The drug policy office, in the past, has resisted efforts by some groups to make medical marijuana more readily available, but officials at the agency insisted Friday that the new directive is "not a reversal of policy."

There has been increasing pressure from organizations, researchers and physicians for more research into the medical uses of marijuana.

In California, voters passed an initiative in 1996 that would allow patients to grow and use marijuana if their doctors prescribed it. The federal response was to warn that doctors could be penalized if they helped their patients get the drug.

Some federal scientists have conducted marijuana research in the past, but many academic and private researchers have complained of the difficulty of getting research-grade marijuana from tightly controlled government supplies.

The new guidelines will ease the process, while assuring that the drug is available only to legitimate researchers, Gardett said.

The guidelines say that HHS has determined that it will make research-grade marijuana available "on a cost reimbursement basis," which means that researchers or their sponsors will help defray the government cost of raising the weed on government lands.

The intent of the policy, also, is to ensure that the marijuana used in research is of high quality.
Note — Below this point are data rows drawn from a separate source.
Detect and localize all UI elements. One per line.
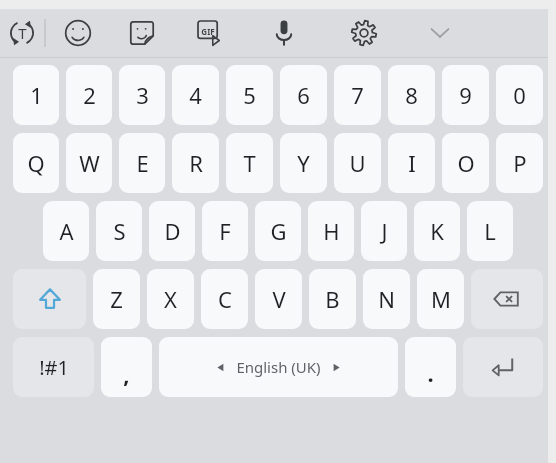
button[interactable]: Backspace xyxy=(471,269,543,329)
button[interactable]: Shift xyxy=(13,269,86,329)
staticText: F xyxy=(219,216,231,246)
button[interactable]: Enter xyxy=(463,337,543,397)
staticText: X xyxy=(164,284,177,314)
button[interactable]: S xyxy=(96,201,142,261)
button[interactable]: Period xyxy=(405,337,456,397)
staticText: Z xyxy=(110,284,123,314)
staticText: U xyxy=(349,148,366,178)
button[interactable]: U xyxy=(334,133,381,193)
button[interactable]: 5 xyxy=(226,65,273,125)
button[interactable]: Y xyxy=(280,133,327,193)
staticText: W xyxy=(79,148,100,178)
staticText: 8 xyxy=(405,80,418,110)
staticText: C xyxy=(218,284,232,314)
staticText: O xyxy=(457,148,475,178)
button[interactable]: Symbols xyxy=(13,337,94,397)
staticText: 7 xyxy=(351,80,364,110)
staticText: N xyxy=(378,284,395,314)
staticText: , xyxy=(123,359,130,389)
button[interactable]: K xyxy=(414,201,460,261)
staticText: A xyxy=(59,216,74,246)
button[interactable]: 7 xyxy=(334,65,381,125)
staticText: B xyxy=(325,284,340,314)
button[interactable]: Hide keyboard xyxy=(404,9,476,57)
button[interactable]: R xyxy=(172,133,219,193)
button[interactable]: Translate xyxy=(0,9,44,57)
button[interactable]: W xyxy=(66,133,112,193)
staticText: T xyxy=(18,23,27,43)
staticText: 3 xyxy=(136,80,149,110)
staticText: J xyxy=(381,216,388,246)
staticText: Q xyxy=(27,148,45,178)
staticText: !#1 xyxy=(39,354,69,381)
staticText: T xyxy=(243,148,256,178)
button[interactable]: GIF xyxy=(175,9,244,57)
button[interactable]: Settings xyxy=(324,9,404,57)
button[interactable]: E xyxy=(119,133,165,193)
button[interactable]: 3 xyxy=(119,65,165,125)
staticText: M xyxy=(431,284,451,314)
button[interactable]: Emoji xyxy=(46,9,109,57)
staticText: 4 xyxy=(189,80,202,110)
button[interactable]: G xyxy=(255,201,301,261)
staticText: 1 xyxy=(30,80,43,110)
staticText: . xyxy=(427,358,434,388)
button[interactable]: 6 xyxy=(280,65,327,125)
button[interactable]: M xyxy=(417,269,464,329)
button[interactable]: L xyxy=(467,201,513,261)
button[interactable]: B xyxy=(309,269,356,329)
button[interactable]: H xyxy=(308,201,354,261)
staticText: GIF xyxy=(201,26,215,37)
button[interactable]: I xyxy=(388,133,435,193)
button[interactable]: 4 xyxy=(172,65,219,125)
button[interactable]: Z xyxy=(93,269,140,329)
button[interactable]: 8 xyxy=(388,65,435,125)
staticText: D xyxy=(164,216,181,246)
button[interactable]: D xyxy=(149,201,195,261)
button[interactable]: Comma xyxy=(101,337,152,397)
staticText: 2 xyxy=(83,80,96,110)
staticText: G xyxy=(270,216,287,246)
button[interactable]: A xyxy=(43,201,89,261)
button[interactable]: F xyxy=(202,201,248,261)
staticText: H xyxy=(323,216,340,246)
staticText: 6 xyxy=(297,80,310,110)
button[interactable]: Q xyxy=(13,133,59,193)
button[interactable]: 9 xyxy=(442,65,489,125)
button[interactable]: 1 xyxy=(13,65,59,125)
staticText: E xyxy=(136,148,149,178)
staticText: R xyxy=(189,148,203,178)
staticText: 0 xyxy=(513,80,526,110)
staticText: V xyxy=(272,284,286,314)
staticText: L xyxy=(484,216,496,246)
button[interactable]: O xyxy=(442,133,489,193)
button[interactable]: Space, English (UK) xyxy=(159,337,398,397)
button[interactable]: X xyxy=(147,269,194,329)
staticText: S xyxy=(113,216,126,246)
button[interactable]: J xyxy=(361,201,407,261)
button[interactable]: V xyxy=(255,269,302,329)
staticText: Y xyxy=(297,148,310,178)
button[interactable]: C xyxy=(201,269,248,329)
button[interactable]: 2 xyxy=(66,65,112,125)
button[interactable]: Voice input xyxy=(244,9,324,57)
button[interactable]: Stickers xyxy=(109,9,175,57)
staticText: 5 xyxy=(243,80,256,110)
staticText: P xyxy=(513,148,527,178)
button[interactable]: N xyxy=(363,269,410,329)
button[interactable]: T xyxy=(226,133,273,193)
staticText: 9 xyxy=(459,80,472,110)
staticText: English (UK) xyxy=(236,357,321,377)
button[interactable]: P xyxy=(496,133,543,193)
button[interactable]: 0 xyxy=(496,65,543,125)
staticText: I xyxy=(408,148,416,178)
staticText: K xyxy=(430,216,444,246)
Valid research, the guidelines say, requires that "the substance ... must have a consistent and predictable potency, must be free of contamination and must be available in sufficient amounts to support the needs of the study."

In the last few months, committees of experts have recommended in two major studies a more extensive program of scientific research into marijuana. Committees for both the National Academy of Sciences and the National Institutes of Health concluded there is evidence that marijuana can be useful in the treatment of some patients who have not respondd well to other therapies.

Many cancer patients and people with AIDS have said that marijuana, often obtained illegally, is able to relieve nausea and restore appetite. Other patients have used marijuana to combat glaucoma, the sight-robbing disease caused by a buildup of pressure in the eye.